Our body works by means of a particular circadian rhythm. Nature has designed the human body in a way that we automatically fall asleep at night and stay awake when it’s bright. It has been studied that if a person is kept at a place where he is not exposed to light, the normal circadian rhythm lead to be of 25 hours long, which is almost near to the normal value, that is, 24 hours. So you can’t really move a human body from routine that has been set by nature for us.
Hence, it is quite obvious that if you try to move out from the normal boundaries that have been decided for you, you shall put yourself into the doldrums of various ailments and symptoms. For example, recent researches have warned the frequent night shift workers of their disrupted sleep routine, since studies have revealed that it puts them towards high risk of developing coronary heart disease (C.H.D).
In general, any one who takes tremendous amounts of stress is prone to develop cardiovascular ailments. In the case of frequent night shift workers, stress levels are pretty high than the normal, and so, C.H.D stands out to become the top most disease-risk in their case. Hence, it is always advised to keep changing the night-shift routine, so that you can equal amounts of night-time rest too, rather than continuously working in the dark and being asleep during the day.
However, recent study and observation has denoted a slight change in this fact. According to a research publication which was printed in the Journal of American Medical Association (JAMA), this pattern of high CHD risks among night time shift workers tends to change over time, and does not prevail as a constant factor.
Dr Céline Vetter, Channing Division of Network Medicine, Harvard University, Boston, MA, who is also the lead investigator of the research says that it is probably the first report in which, such a variation has been seen that wanes with time as well as diminishes when a person stops to work at nights. Moreover, this factor is still exhibiting variations with changes that take place in one’s body, such as the BMI, and changes in lifestyle factors like diet, smoking and physical activity.

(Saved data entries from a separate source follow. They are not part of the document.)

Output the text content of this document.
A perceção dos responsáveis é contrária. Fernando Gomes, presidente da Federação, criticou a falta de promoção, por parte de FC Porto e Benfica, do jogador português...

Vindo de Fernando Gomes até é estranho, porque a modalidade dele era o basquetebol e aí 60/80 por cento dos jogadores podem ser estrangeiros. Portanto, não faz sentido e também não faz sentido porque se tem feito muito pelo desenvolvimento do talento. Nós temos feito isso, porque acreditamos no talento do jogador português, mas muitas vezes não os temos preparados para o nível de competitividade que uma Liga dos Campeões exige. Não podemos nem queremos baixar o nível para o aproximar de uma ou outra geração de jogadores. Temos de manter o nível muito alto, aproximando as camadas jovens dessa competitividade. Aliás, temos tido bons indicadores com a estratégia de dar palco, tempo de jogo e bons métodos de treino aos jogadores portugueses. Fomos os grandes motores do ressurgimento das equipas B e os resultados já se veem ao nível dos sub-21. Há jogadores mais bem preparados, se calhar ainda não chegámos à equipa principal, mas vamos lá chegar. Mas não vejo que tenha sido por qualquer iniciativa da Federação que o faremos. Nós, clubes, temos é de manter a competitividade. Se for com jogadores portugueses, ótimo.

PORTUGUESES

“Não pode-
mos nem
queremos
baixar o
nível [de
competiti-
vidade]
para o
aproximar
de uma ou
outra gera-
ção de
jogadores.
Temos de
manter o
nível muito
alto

The analysis involved 189, 158 nurse subjects, and was divided into two components, NHS 1 study and NHS 2 study. The risk of developing CHD in both of these study categories appeared to be 18 % and 27 % respectively. The risk was compared between two groups, one which worked at night shifts for 10 long years, and the other which had no such history.

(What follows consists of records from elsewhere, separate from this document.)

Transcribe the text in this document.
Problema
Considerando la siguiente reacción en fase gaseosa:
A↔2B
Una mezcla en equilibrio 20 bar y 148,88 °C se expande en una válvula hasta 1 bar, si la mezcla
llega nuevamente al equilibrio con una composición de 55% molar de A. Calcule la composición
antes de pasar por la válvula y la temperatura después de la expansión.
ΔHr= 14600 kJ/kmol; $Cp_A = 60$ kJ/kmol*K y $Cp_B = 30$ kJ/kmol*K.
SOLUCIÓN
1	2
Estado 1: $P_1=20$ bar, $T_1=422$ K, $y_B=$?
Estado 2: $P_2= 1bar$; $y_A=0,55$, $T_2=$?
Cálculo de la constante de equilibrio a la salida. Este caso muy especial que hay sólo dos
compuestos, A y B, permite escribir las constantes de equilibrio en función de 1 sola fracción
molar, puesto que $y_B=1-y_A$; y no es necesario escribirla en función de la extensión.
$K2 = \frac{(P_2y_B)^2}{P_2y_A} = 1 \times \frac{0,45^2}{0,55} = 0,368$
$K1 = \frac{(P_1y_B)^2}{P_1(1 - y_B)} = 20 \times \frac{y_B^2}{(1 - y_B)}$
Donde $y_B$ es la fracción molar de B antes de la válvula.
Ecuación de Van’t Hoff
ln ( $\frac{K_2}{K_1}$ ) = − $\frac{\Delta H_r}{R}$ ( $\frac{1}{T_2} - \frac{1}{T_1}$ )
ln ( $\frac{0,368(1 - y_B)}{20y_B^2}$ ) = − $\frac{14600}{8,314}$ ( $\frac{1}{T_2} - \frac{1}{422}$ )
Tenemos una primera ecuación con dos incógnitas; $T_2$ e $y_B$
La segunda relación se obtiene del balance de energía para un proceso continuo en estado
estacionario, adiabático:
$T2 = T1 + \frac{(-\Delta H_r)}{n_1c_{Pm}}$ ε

Vetter said that, “If you suffer from circadian misalignment we know that there is increased inflammation, we know that metabolism is dysregulated. So most of those mechanisms that we think of that are connected with coronary artery disease are basically linked to the circadian system.” She also commented that we are still clueless in guiding people as to what to change about their night working routine.

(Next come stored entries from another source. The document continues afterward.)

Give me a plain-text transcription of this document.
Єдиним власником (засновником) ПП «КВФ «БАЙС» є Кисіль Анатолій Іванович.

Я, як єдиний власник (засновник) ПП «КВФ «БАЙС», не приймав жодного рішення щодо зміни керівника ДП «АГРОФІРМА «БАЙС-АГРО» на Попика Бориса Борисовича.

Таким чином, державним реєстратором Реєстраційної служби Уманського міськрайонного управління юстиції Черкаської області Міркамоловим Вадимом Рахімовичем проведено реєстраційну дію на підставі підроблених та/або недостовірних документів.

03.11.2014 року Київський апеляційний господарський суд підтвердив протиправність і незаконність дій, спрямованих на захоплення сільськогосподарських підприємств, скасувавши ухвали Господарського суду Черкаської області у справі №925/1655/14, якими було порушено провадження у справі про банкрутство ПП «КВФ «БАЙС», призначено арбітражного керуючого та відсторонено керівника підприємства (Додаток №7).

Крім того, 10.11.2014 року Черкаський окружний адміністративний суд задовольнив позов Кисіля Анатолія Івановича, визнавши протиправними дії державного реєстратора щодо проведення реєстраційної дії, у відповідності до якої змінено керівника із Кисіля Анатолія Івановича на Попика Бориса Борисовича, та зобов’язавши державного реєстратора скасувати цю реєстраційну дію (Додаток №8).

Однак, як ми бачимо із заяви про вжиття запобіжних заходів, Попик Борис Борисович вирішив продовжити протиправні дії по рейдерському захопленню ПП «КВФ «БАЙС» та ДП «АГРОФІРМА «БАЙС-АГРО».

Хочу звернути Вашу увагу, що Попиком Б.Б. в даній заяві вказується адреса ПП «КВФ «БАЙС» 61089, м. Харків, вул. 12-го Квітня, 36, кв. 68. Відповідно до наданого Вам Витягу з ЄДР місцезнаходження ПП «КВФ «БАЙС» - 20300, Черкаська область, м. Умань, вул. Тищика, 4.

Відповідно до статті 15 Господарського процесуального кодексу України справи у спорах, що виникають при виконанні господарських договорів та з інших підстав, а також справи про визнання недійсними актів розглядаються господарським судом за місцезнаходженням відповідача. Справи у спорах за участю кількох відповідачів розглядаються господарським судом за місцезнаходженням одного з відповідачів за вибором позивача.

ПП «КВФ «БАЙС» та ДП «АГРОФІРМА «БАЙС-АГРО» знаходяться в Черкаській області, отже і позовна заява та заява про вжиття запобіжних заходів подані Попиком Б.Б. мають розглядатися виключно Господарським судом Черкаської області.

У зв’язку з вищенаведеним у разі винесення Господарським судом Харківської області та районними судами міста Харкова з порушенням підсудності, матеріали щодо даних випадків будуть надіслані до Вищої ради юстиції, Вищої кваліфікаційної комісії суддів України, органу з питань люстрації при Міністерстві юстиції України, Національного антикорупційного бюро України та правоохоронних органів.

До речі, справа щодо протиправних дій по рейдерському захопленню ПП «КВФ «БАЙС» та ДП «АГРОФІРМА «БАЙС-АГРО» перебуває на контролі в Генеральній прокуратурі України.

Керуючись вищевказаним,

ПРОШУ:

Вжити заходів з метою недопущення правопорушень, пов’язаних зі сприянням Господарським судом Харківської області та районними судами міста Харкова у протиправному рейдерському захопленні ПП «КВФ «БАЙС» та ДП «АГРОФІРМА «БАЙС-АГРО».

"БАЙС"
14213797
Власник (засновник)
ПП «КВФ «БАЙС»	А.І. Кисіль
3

The NHS 2 category of this study revealed that the risk of CHD was increased by 38 percent in a cohort study containing rather younger women and doing more aggressive night-shift work. The risk showed up to be 25 % for those below 12 years, 13% for those who were below 12 to 24 years, and 0.97% for those women who were older than 25 years of age.
Vetter says that the risk of CHD in cases of night-shift working is rather a factor that can be modified. Changes in the night-shift working can reverse the risk, and so can other healthy lifestyle habits such as a good diet and proper exercise.